Secret social clubs are always intriguing: what’s going on in there, and what’s the reason for secrecy? Are the people in the club committed to exclusivity for its own sake, or are they guardians of something transcendent? We doubt that Secret Social Club, a new band from Southern California, would want to answer that question directly – they’re too deeply invested in their mystique to be so artlessly blunt. But they’ve given us plenty of clues in the song, in its dazzling video, and in the comic book that accompanies both.
Comic book? Yes, indeed. The Secret Social Club may have an exciting sound, but they understand the power of visual storytelling, too. For the sci-fi “Gravity” comic, the band has retained the services of ace artist Leo Colapietro (Zenescope, Valiant, Lionforge), whose singular and utterly surreal vision of the future is on bold display in these pages. The comic book accomplishes the same trick that Secret Social Club’s vibrant music does: it teases an alternate world just beyond what’s commonly apprehended. How do we reach this parallel universe? Well, that’s part of the secret.
And although Secret Social Club is a new band, these artists are accustomed to handling magic. The members of the group are deeply embedded in the creative California pop-rock scene: frontman Wade Fitzgerald, for instance, has been a force in local music for many years, and former drummer Longineu “LP” Parsons hit the skins for Yellowcard. Like all of the band’s songs so far, single “Gravity” was produced by Matt Good of the innovative post-hardcore band From First to Last. Together, they’ve come up with a track that’s simultaneously playlist-ready and street-rough – a song that feels like it could generate some seriously altered states in listeners.

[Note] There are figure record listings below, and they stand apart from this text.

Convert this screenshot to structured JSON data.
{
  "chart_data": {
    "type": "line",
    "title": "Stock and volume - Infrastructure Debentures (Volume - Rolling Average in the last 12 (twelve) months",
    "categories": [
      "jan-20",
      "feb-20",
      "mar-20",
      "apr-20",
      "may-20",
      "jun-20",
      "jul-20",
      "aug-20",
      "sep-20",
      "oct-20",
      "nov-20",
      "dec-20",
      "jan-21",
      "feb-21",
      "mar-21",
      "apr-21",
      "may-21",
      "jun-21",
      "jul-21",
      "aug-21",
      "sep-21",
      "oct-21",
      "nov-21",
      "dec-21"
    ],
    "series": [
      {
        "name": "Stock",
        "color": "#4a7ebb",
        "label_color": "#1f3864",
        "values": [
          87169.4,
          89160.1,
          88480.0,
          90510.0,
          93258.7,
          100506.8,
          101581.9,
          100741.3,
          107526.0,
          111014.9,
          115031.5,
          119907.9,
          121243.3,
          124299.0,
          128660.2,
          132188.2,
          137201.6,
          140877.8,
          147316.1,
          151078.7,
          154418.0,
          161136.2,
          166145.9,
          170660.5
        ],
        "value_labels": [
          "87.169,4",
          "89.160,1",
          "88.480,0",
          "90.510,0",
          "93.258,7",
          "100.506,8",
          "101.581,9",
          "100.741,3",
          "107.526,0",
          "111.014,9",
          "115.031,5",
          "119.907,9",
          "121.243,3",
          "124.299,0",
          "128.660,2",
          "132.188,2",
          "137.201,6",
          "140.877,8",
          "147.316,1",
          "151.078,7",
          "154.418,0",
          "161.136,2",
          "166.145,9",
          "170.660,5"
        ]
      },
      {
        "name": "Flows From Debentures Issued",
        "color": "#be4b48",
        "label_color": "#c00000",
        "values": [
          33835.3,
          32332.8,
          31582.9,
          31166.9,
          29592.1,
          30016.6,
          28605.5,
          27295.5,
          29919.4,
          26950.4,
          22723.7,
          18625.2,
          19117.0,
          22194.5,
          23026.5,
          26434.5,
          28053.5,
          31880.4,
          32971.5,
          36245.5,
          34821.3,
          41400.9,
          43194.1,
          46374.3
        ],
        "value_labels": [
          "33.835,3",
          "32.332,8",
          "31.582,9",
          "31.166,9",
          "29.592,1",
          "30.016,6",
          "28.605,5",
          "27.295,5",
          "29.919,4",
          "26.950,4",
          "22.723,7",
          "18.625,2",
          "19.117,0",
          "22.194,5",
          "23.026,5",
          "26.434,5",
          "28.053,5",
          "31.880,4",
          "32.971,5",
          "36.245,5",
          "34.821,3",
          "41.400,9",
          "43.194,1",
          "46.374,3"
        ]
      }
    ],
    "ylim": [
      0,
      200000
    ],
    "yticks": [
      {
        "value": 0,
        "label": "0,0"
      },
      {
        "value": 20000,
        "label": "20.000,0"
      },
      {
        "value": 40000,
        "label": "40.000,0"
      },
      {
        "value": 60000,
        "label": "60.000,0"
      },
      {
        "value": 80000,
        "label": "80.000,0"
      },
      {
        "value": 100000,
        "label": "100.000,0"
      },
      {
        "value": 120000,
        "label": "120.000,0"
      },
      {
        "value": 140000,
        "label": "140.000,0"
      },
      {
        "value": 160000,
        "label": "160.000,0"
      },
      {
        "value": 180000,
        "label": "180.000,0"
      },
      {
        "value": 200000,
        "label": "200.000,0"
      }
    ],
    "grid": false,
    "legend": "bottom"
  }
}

Bobby Witewolf’s video for “Gravity” plays with that sense of destabilization and shifting notions of the parameters of the real. In the clip, Fitzgerald tumbles into Colapietro’s artwork: what begins as a simple visit to a bar soon becomes a trip to a brilliant netherworld. But even before Fitzgerald slips into the pages of the comic, there are signs that reality is fraying around the edges: video effects and cartoon speech bubbles indicate that we’re getting a glimpse into a separate world in which the rules of probability don’t apply. Late in the clip, Fitzgerald convinces himself that it’s all a dream. Or is it?